Moral Lesson: Too lazy to think of one.
Part Five
"Are you sure about this?"
The trio of acquaintances was inside a car. The two, Beastly and Elika, was on the backseat, while Eve, whom they met eating noodles alone on the sidewalk looking dejected, was on the driver's seat.
"You're the only one who knows how to drive." said Elika. Beastly nodded in agreement. "I don't know how. She don't know how. So, let's go! You drive!"
"Hey, you're the ones who dragged me into this! You said you're going to treat me! I'm the one who's depressed here! Geez. Oh okay.
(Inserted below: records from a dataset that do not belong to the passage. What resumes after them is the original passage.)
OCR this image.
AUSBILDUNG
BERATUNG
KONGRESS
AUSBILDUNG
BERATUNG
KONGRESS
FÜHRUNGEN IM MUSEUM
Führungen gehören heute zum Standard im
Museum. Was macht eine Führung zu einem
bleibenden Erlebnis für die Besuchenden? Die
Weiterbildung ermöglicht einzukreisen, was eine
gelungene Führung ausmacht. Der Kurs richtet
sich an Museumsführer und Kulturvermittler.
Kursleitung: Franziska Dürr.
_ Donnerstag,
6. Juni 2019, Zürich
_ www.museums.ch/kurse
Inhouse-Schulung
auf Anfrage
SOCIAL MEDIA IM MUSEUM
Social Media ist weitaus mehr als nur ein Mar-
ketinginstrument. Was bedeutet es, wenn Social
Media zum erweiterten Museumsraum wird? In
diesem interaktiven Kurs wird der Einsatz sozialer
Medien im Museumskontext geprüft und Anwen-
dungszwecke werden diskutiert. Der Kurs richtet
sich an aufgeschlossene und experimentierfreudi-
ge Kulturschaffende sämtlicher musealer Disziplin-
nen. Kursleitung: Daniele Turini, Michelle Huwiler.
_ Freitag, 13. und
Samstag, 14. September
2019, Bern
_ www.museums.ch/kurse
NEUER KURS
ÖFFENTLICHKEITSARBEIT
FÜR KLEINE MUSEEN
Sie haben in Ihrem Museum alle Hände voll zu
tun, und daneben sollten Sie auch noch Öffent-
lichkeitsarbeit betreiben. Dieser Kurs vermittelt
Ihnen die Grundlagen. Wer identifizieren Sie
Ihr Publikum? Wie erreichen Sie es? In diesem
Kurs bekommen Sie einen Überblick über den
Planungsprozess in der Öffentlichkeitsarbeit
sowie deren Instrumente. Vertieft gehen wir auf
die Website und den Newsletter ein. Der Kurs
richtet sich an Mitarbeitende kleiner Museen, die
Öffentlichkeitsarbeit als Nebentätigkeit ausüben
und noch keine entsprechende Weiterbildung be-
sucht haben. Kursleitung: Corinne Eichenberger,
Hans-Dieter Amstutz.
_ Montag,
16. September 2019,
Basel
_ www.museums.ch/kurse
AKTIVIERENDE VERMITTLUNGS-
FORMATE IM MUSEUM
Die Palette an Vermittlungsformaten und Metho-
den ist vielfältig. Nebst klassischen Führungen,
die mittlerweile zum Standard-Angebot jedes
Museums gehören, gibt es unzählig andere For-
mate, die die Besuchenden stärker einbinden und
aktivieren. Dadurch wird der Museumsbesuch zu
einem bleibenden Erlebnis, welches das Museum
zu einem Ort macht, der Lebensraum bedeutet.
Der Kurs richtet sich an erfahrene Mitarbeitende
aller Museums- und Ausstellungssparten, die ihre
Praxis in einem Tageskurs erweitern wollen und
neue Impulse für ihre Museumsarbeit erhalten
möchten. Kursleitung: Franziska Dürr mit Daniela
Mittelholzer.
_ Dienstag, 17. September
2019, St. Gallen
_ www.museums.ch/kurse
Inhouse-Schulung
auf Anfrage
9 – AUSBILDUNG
What can I do?" She started the car's engine, and to the surprise of her passengers "HWAAAAHAHAHAHAHAHAHAHAH!!!! GET READY, FOOLS! DID YOU HEAR THE ENGINE? I'M GOING TO POUR ALL MY ANGER ON THE ROAD!!! MY SADNESS WILL KILL! ANYONE WHO STANDS IN MY WAY WILL FEEL MY WRATH! WAHAHAAH!" she spouted those words with an evil look on her face.
Silence.
"Teehee. Just kidding."
"Goddamn it Eve, I think my heart stopped." Elika said, while gasping for air.
"I think I peed my pants."
The two looked at Beastly with disgust.